President Trump, who rails about anonymous sources, is suddenly confronted with an extensive, unsparing, on-the-record account of his thinking about America’s virus and race crises — and he’s the source. Instead of “Rage,” Bob Woodward could have called his book: “Undeniable” (Axios). We get a torrent of tweeted and spoken words from Trump — far more public musing, riffing and ranting than from any president, ever. But it’s not always clear what to believe, what matters, or what will endure.Now, we can read and hear Trump free-associating for history. Woodward tapped Trump’s vanity and insecurity to secure an astonishing 18 interviews, totaling nine hours, with the most powerful man in the world. Woodward was allowed to record all the on-the-record sessions. Audio snippets were released yesterday along with extensive excerpts from the book, out Tuesday. We know Trump likes to talk to famous people — he complained publicly after he wasn’t interviewed for Woodward’s brutal 2018 Trump book, “Fear.” So now we have the president — as he fights for reelection 54 days before Election Day — admitting that he deliberately “played down” the coronavirus, at a time when more urgency could have saved lives “Yes, this is the tragedy,” Woodward says. “A president of the United States has a duty to warn. The public will understand that. But if they get the feeling that they’re not getting the truth, then you’re going down the path of deceit and cover-up.” (Video)

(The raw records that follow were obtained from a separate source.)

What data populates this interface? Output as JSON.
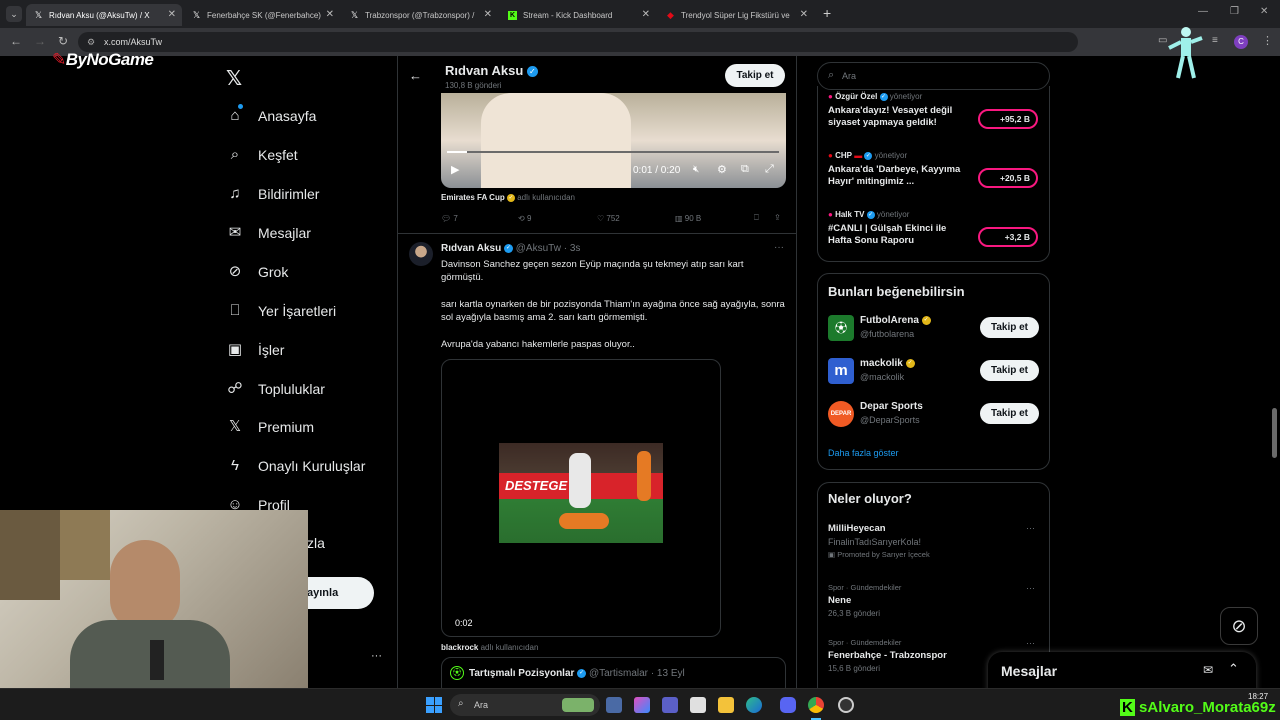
{
  "browser": {
    "tabs": [
      {
        "label": "Rıdvan Aksu (@AksuTw) / X",
        "active": true
      },
      {
        "label": "Fenerbahçe SK (@Fenerbahce) ",
        "active": false
      },
      {
        "label": "Trabzonspor (@Trabzonspor) / ",
        "active": false
      },
      {
        "label": "Stream - Kick Dashboard",
        "active": false
      },
      {
        "label": "Trendyol Süper Lig Fikstürü ve ",
        "active": false
      }
    ],
    "url": "x.com/AksuTw",
    "new_tab": "+"
  },
  "overlay": {
    "logo_text": "ByNoGame",
    "kick_user": "sAlvaro_Morata69z"
  },
  "nav": {
    "items": [
      {
        "label": "Anasayfa",
        "icon": "home-icon"
      },
      {
        "label": "Keşfet",
        "icon": "search-icon"
      },
      {
        "label": "Bildirimler",
        "icon": "bell-icon"
      },
      {
        "label": "Mesajlar",
        "icon": "mail-icon"
      },
      {
        "label": "Grok",
        "icon": "grok-icon"
      },
      {
        "label": "Yer İşaretleri",
        "icon": "bookmark-icon"
      },
      {
        "label": "İşler",
        "icon": "briefcase-icon"
      },
      {
        "label": "Topluluklar",
        "icon": "people-icon"
      },
      {
        "label": "Premium",
        "icon": "x-icon"
      },
      {
        "label": "Onaylı Kuruluşlar",
        "icon": "lightning-icon"
      },
      {
        "label": "Profil",
        "icon": "person-icon"
      },
      {
        "label": "zla",
        "icon": ""
      }
    ],
    "post_button": "ayınla",
    "more": "···"
  },
  "header": {
    "name": "Rıdvan Aksu",
    "posts_count": "130,8 B gönderi",
    "follow": "Takip et"
  },
  "post1": {
    "video_time": "0:01 / 0:20",
    "source": "Emirates FA Cup",
    "source_suffix": "adlı kullanıcıdan",
    "stats": {
      "replies": "7",
      "reposts": "9",
      "likes": "752",
      "views": "90 B"
    }
  },
  "post2": {
    "name": "Rıdvan Aksu",
    "handle": "@AksuTw",
    "time": "· 3s",
    "text1": "Davinson Sanchez geçen sezon Eyüp maçında şu tekmeyi atıp sarı kart görmüştü.",
    "text2": "sarı kartla oynarken de bir pozisyonda Thiam'ın ayağına önce sağ ayağıyla, sonra sol ayağıyla basmış ama 2. sarı kartı görmemişti.",
    "text3": "Avrupa'da yabancı hakemlerle paspas oluyor..",
    "video_time": "0:02",
    "clip_banner": "DESTEGE",
    "source": "blackrock",
    "source_suffix": "adlı kullanıcıdan",
    "quote_name": "Tartışmalı Pozisyonlar",
    "quote_handle": "@Tartismalar",
    "quote_time": "· 13 Eyl",
    "more": "···"
  },
  "search": {
    "placeholder": "Ara"
  },
  "live": [
    {
      "host": "Özgür Özel",
      "role": "yönetiyor",
      "title": "Ankara'dayız! Vesayet değil siyaset yapmaya geldik!",
      "count": "+95,2 B"
    },
    {
      "host": "CHP",
      "role": "yönetiyor",
      "title": "Ankara'da 'Darbeye, Kayyıma Hayır' mitingimiz ...",
      "count": "+20,5 B"
    },
    {
      "host": "Halk TV",
      "role": "yönetiyor",
      "title": "#CANLI | Gülşah Ekinci ile Hafta Sonu Raporu",
      "count": "+3,2 B"
    }
  ],
  "suggestions": {
    "title": "Bunları beğenebilirsin",
    "items": [
      {
        "name": "FutbolArena",
        "handle": "@futbolarena",
        "follow": "Takip et"
      },
      {
        "name": "mackolik",
        "handle": "@mackolik",
        "follow": "Takip et"
      },
      {
        "name": "Depar Sports",
        "handle": "@DeparSports",
        "follow": "Takip et"
      }
    ],
    "more": "Daha fazla göster"
  },
  "trends": {
    "title": "Neler oluyor?",
    "items": [
      {
        "top": "",
        "name": "MilliHeyecan",
        "sub": "FinalinTadıSarıyerKola!",
        "promo": "Promoted by Sarıyer İçecek"
      },
      {
        "top": "Spor · Gündemdekiler",
        "name": "Nene",
        "sub": "26,3 B gönderi",
        "promo": ""
      },
      {
        "top": "Spor · Gündemdekiler",
        "name": "Fenerbahçe - Trabzonspor",
        "sub": "15,6 B gönderi",
        "promo": ""
      }
    ]
  },
  "messages": {
    "title": "Mesajlar"
  },
  "taskbar": {
    "search": "Ara",
    "time": "18:27"
  },
  "colors": {
    "accent": "#1d9bf0",
    "live_ring": "#f91880",
    "kick_green": "#53fc18"
  }
}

Trump campaign’s fund lead evaporates
 
Money was supposed to have been one of the great advantages of incumbency for President Trump, much as it was for President Barack Obama in 2012 and George W. Bush in 2004. After getting outspent in 2016, Mr. Trump filed for reelection on the day of his inauguration — earlier than any other modern president — betting that the head start would deliver him a decisive financial advantage this year (New York Times). It seemed to have worked. His rival, Joseph R. Biden Jr., was relatively broke when he emerged as the presumptive Democratic nominee this spring, and Mr. Trump and the Republican National Committee had a nearly $200 million cash advantage. Five months later, Mr. Trump’s financial supremacy has evaporated. Of the $1.1 billon his campaign and the party raised from the beginning of 2019 through July, more than $800 million has already been spent. Now some people inside the campaign are forecasting what was once unthinkable: A cash crunch with less than 60 days until the election, according to Republican officials briefed on the matter. 

Biden up by 9% in PA

Democratic presidential nominee Joe Biden leads President Donald Trump by a 9-point margin among likely voters in Pennsylvania, a key swing state where Biden was born, according to a new NBC News/Marist poll. The survey finds that Biden leads 53-44%.

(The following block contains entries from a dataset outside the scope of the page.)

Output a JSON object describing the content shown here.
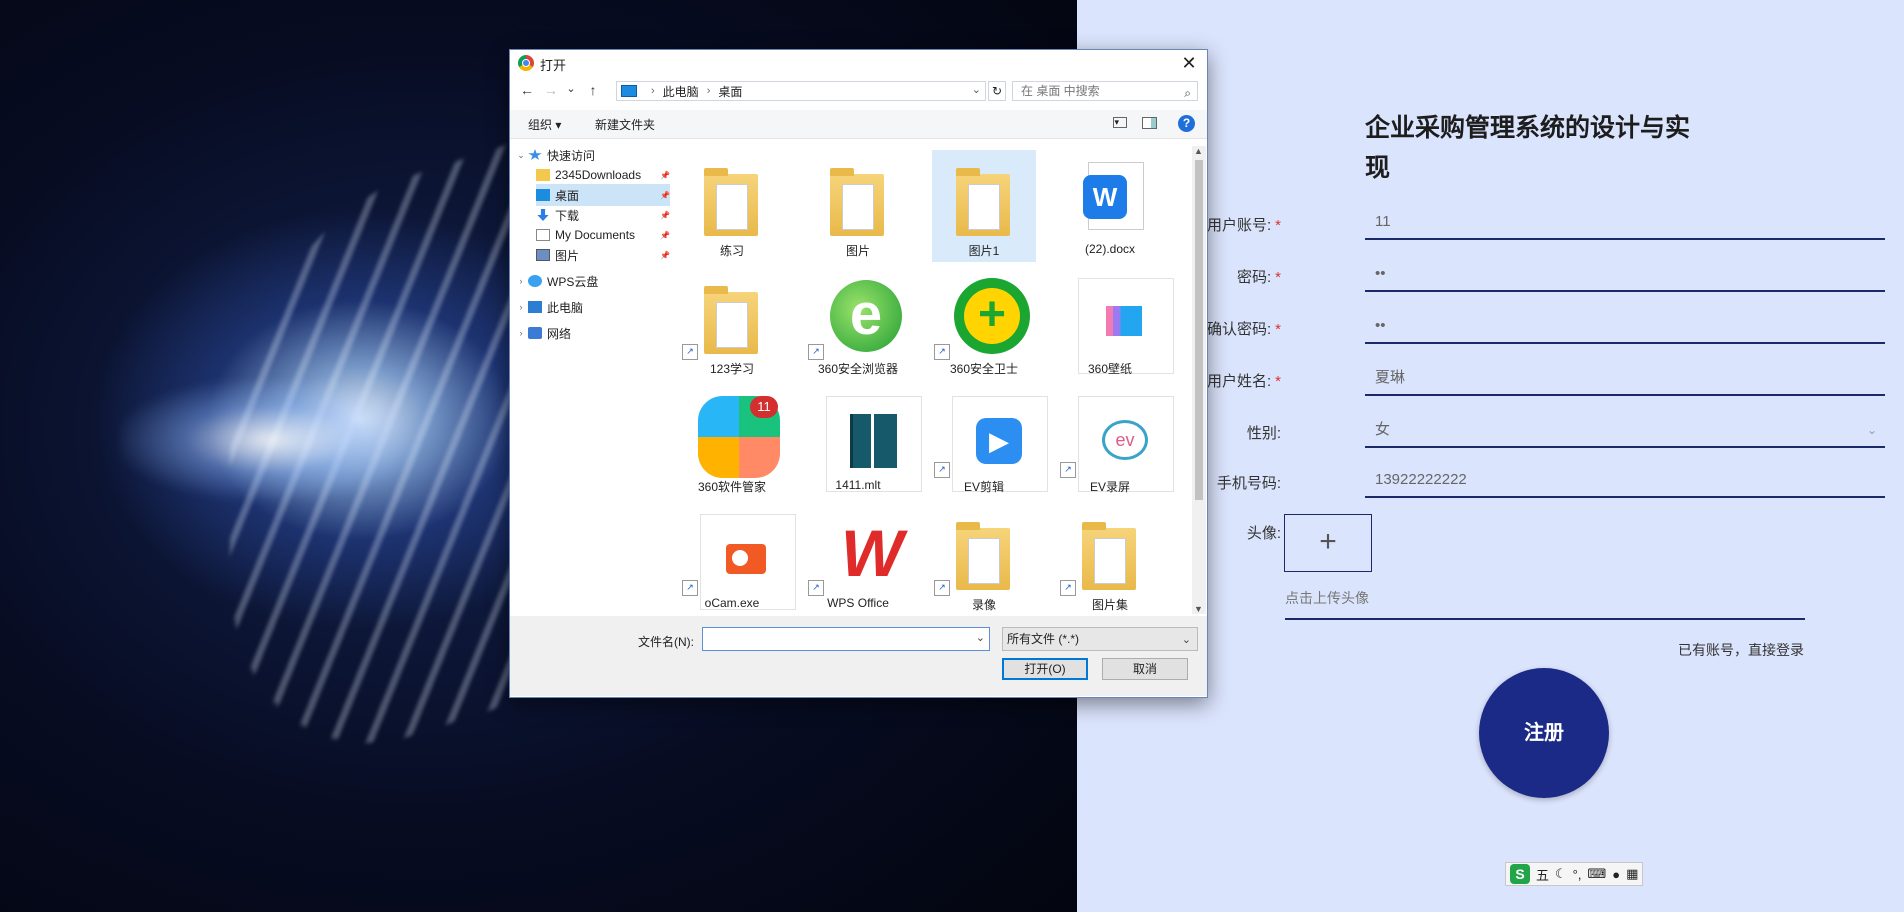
{
  "register": {
    "title": "企业采购管理系统的设计与实现",
    "fields": [
      {
        "label": "用户账号:",
        "required": true,
        "value": "11"
      },
      {
        "label": "密码:",
        "required": true,
        "value": "••"
      },
      {
        "label": "确认密码:",
        "required": true,
        "value": "••"
      },
      {
        "label": "用户姓名:",
        "required": true,
        "value": "夏琳"
      },
      {
        "label": "性别:",
        "required": false,
        "value": "女"
      },
      {
        "label": "手机号码:",
        "required": false,
        "value": "13922222222"
      }
    ],
    "avatar_label": "头像:",
    "avatar_plus": "+",
    "avatar_hint": "点击上传头像",
    "login_link": "已有账号，直接登录",
    "submit": "注册",
    "required_mark": "*"
  },
  "ime": {
    "logo": "S",
    "mode": "五",
    "icons": [
      "moon-icon",
      "punct-icon",
      "keyboard-icon",
      "user-icon",
      "grid-icon"
    ]
  },
  "dialog": {
    "title": "打开",
    "close": "✕",
    "nav": {
      "back": "←",
      "forward": "→",
      "recent": "⌄",
      "up": "↑"
    },
    "breadcrumb": [
      "此电脑",
      "桌面"
    ],
    "search_placeholder": "在 桌面 中搜索",
    "toolbar": {
      "organize": "组织 ▾",
      "new_folder": "新建文件夹",
      "help": "?"
    },
    "sidebar": [
      {
        "label": "快速访问",
        "icon": "star-icon",
        "level": 0,
        "expander": "⌄",
        "pinned": false,
        "selected": false
      },
      {
        "label": "2345Downloads",
        "icon": "folder-icon",
        "level": 1,
        "expander": "",
        "pinned": true,
        "selected": false
      },
      {
        "label": "桌面",
        "icon": "desktop-icon",
        "level": 1,
        "expander": "",
        "pinned": true,
        "selected": true
      },
      {
        "label": "下载",
        "icon": "download-icon",
        "level": 1,
        "expander": "",
        "pinned": true,
        "selected": false
      },
      {
        "label": "My Documents",
        "icon": "document-icon",
        "level": 1,
        "expander": "",
        "pinned": true,
        "selected": false
      },
      {
        "label": "图片",
        "icon": "picture-icon",
        "level": 1,
        "expander": "",
        "pinned": true,
        "selected": false
      },
      {
        "label": "WPS云盘",
        "icon": "cloud-icon",
        "level": 0,
        "expander": "›",
        "pinned": false,
        "selected": false
      },
      {
        "label": "此电脑",
        "icon": "computer-icon",
        "level": 0,
        "expander": "›",
        "pinned": false,
        "selected": false
      },
      {
        "label": "网络",
        "icon": "network-icon",
        "level": 0,
        "expander": "›",
        "pinned": false,
        "selected": false
      }
    ],
    "files": [
      {
        "name": "练习",
        "kind": "folder",
        "shortcut": false,
        "selected": false
      },
      {
        "name": "图片",
        "kind": "folder",
        "shortcut": false,
        "selected": false
      },
      {
        "name": "图片1",
        "kind": "folder",
        "shortcut": false,
        "selected": true
      },
      {
        "name": "(22).docx",
        "kind": "wps-doc",
        "shortcut": false,
        "selected": false
      },
      {
        "name": "123学习",
        "kind": "folder",
        "shortcut": true,
        "selected": false
      },
      {
        "name": "360安全浏览器",
        "kind": "ie-browser",
        "shortcut": true,
        "selected": false
      },
      {
        "name": "360安全卫士",
        "kind": "security",
        "shortcut": true,
        "selected": false
      },
      {
        "name": "360壁纸",
        "kind": "wallpaper",
        "shortcut": false,
        "selected": false
      },
      {
        "name": "360软件管家",
        "kind": "softmgr",
        "shortcut": false,
        "selected": false,
        "badge": "11"
      },
      {
        "name": "1411.mlt",
        "kind": "mlt",
        "shortcut": false,
        "selected": false
      },
      {
        "name": "EV剪辑",
        "kind": "ev-clip",
        "shortcut": true,
        "selected": false
      },
      {
        "name": "EV录屏",
        "kind": "ev-record",
        "shortcut": true,
        "selected": false
      },
      {
        "name": "oCam.exe",
        "kind": "ocam",
        "shortcut": true,
        "selected": false
      },
      {
        "name": "WPS Office",
        "kind": "wps",
        "shortcut": true,
        "selected": false
      },
      {
        "name": "录像",
        "kind": "folder",
        "shortcut": true,
        "selected": false
      },
      {
        "name": "图片集",
        "kind": "folder",
        "shortcut": true,
        "selected": false
      }
    ],
    "filename_label": "文件名(N):",
    "filename_value": "",
    "filetype": "所有文件 (*.*)",
    "open_button": "打开(O)",
    "cancel_button": "取消"
  },
  "colors": {
    "accent": "#1b2a87",
    "panel": "#dbe4fd",
    "required": "#e0302f",
    "selection": "#cce4f7"
  }
}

Trump, Biden tied in Florida

President Donald Trump and Joe Biden are close to tied in Florida, tightening the gap in a critical swing state, according to a poll released on Tuesday (Politico). The NBC News/Marist poll showed support for the Republican and Democratic tickets evenly split, at 48% each, among likely voters in the state.  Among registered voters, 47% supported Biden’s ticket while 48% supported Trump’s .

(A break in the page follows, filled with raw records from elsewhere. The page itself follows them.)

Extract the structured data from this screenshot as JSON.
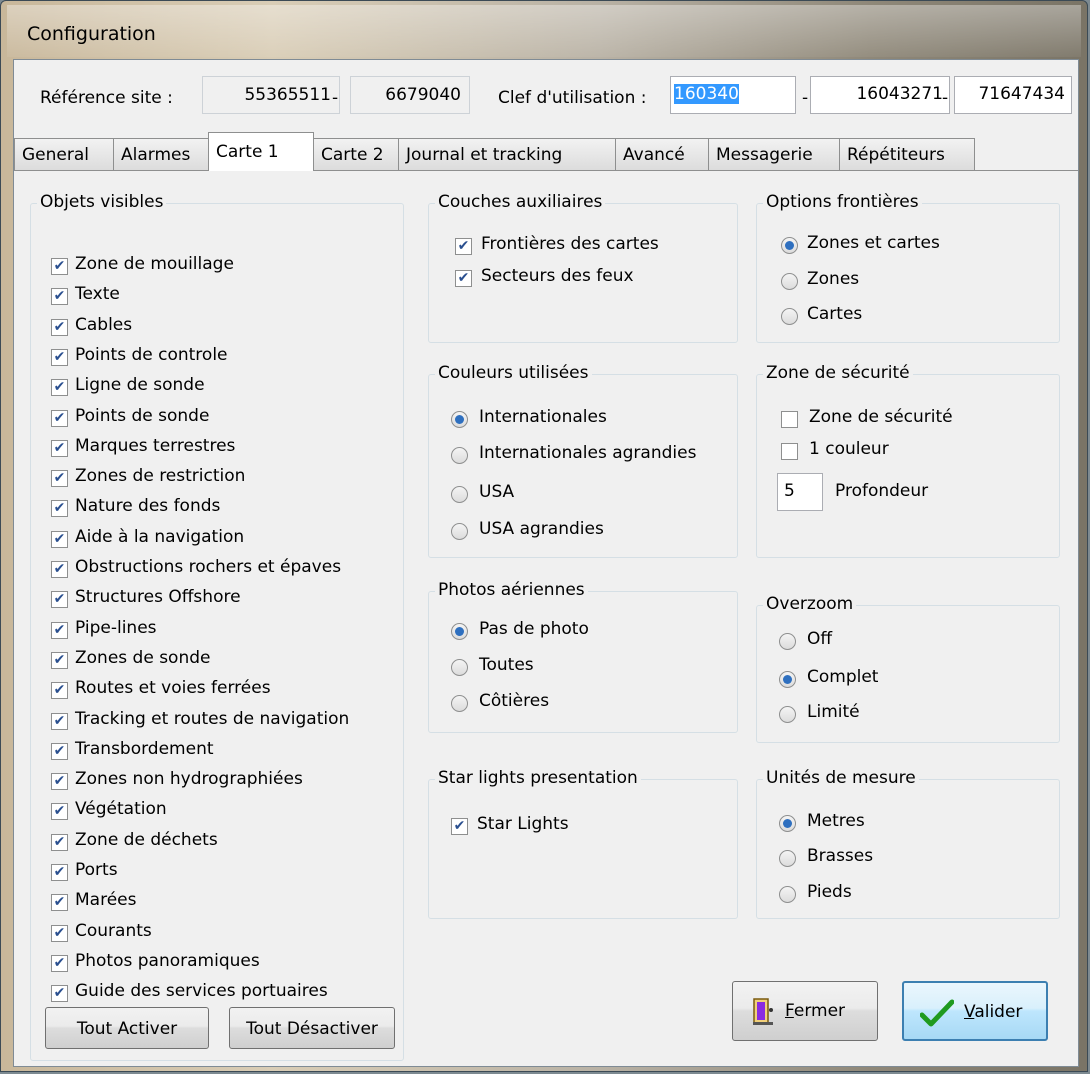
{
  "window": {
    "title": "Configuration"
  },
  "site": {
    "reference_label": "Référence site :",
    "reference_1": "55365511",
    "sep1": "-",
    "reference_2": "6679040",
    "key_label": "Clef d'utilisation :",
    "key_1": "160340",
    "sep2": "-",
    "key_2": "16043271",
    "sep3": "-",
    "key_3": "71647434"
  },
  "tabs": [
    {
      "label": "General"
    },
    {
      "label": "Alarmes"
    },
    {
      "label": "Carte 1"
    },
    {
      "label": "Carte 2"
    },
    {
      "label": "Journal et tracking"
    },
    {
      "label": "Avancé"
    },
    {
      "label": "Messagerie"
    },
    {
      "label": "Répétiteurs"
    }
  ],
  "active_tab": "Carte 1",
  "visible_objects": {
    "title": "Objets visibles",
    "items": [
      {
        "label": "Zone de mouillage",
        "checked": true
      },
      {
        "label": "Texte",
        "checked": true
      },
      {
        "label": "Cables",
        "checked": true
      },
      {
        "label": "Points de controle",
        "checked": true
      },
      {
        "label": "Ligne de sonde",
        "checked": true
      },
      {
        "label": "Points de sonde",
        "checked": true
      },
      {
        "label": "Marques terrestres",
        "checked": true
      },
      {
        "label": "Zones de restriction",
        "checked": true
      },
      {
        "label": "Nature des fonds",
        "checked": true
      },
      {
        "label": "Aide à la navigation",
        "checked": true
      },
      {
        "label": "Obstructions  rochers et épaves",
        "checked": true
      },
      {
        "label": "Structures Offshore",
        "checked": true
      },
      {
        "label": "Pipe-lines",
        "checked": true
      },
      {
        "label": "Zones de sonde",
        "checked": true
      },
      {
        "label": "Routes et voies ferrées",
        "checked": true
      },
      {
        "label": "Tracking et routes de navigation",
        "checked": true
      },
      {
        "label": "Transbordement",
        "checked": true
      },
      {
        "label": "Zones non hydrographiées",
        "checked": true
      },
      {
        "label": "Végétation",
        "checked": true
      },
      {
        "label": "Zone de déchets",
        "checked": true
      },
      {
        "label": "Ports",
        "checked": true
      },
      {
        "label": "Marées",
        "checked": true
      },
      {
        "label": "Courants",
        "checked": true
      },
      {
        "label": "Photos panoramiques",
        "checked": true
      },
      {
        "label": "Guide des services portuaires",
        "checked": true
      }
    ],
    "enable_all": "Tout Activer",
    "disable_all": "Tout Désactiver"
  },
  "aux_layers": {
    "title": "Couches auxiliaires",
    "items": [
      {
        "label": "Frontières des cartes",
        "checked": true
      },
      {
        "label": "Secteurs des feux",
        "checked": true
      }
    ]
  },
  "border_options": {
    "title": "Options frontières",
    "options": [
      "Zones et cartes",
      "Zones",
      "Cartes"
    ],
    "selected": "Zones et cartes"
  },
  "colors_used": {
    "title": "Couleurs utilisées",
    "options": [
      "Internationales",
      "Internationales agrandies",
      "USA",
      "USA agrandies"
    ],
    "selected": "Internationales"
  },
  "safety_zone": {
    "title": "Zone de sécurité",
    "safety_zone_label": "Zone de sécurité",
    "safety_zone_checked": false,
    "one_color_label": "1 couleur",
    "one_color_checked": false,
    "depth_value": "5",
    "depth_label": "Profondeur"
  },
  "aerial_photos": {
    "title": "Photos aériennes",
    "options": [
      "Pas de photo",
      "Toutes",
      "Côtières"
    ],
    "selected": "Pas de photo"
  },
  "overzoom": {
    "title": "Overzoom",
    "options": [
      "Off",
      "Complet",
      "Limité"
    ],
    "selected": "Complet"
  },
  "star_lights": {
    "title": "Star lights presentation",
    "label": "Star Lights",
    "checked": true
  },
  "units": {
    "title": "Unités de mesure",
    "options": [
      "Metres",
      "Brasses",
      "Pieds"
    ],
    "selected": "Metres"
  },
  "buttons": {
    "close_accel": "F",
    "close_rest": "ermer",
    "validate_accel": "V",
    "validate_rest": "alider"
  },
  "colors": {
    "accent": "#2e6fbf",
    "selection": "#3399ff",
    "check": "#1f9a1f"
  }
}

Biden leads in Ohio Rasmussen poll

Biden holds a four-point lead over President Trump in Ohio, a state that historically has been a must-win for Republicans. The latest Rasmussen Reports telephone and online survey of Likely Voters in the Buckeye State finds Biden leading the president 49% to 45%. Three percent (3%) prefer some other candidate, while another three percent (3%) remain undecided.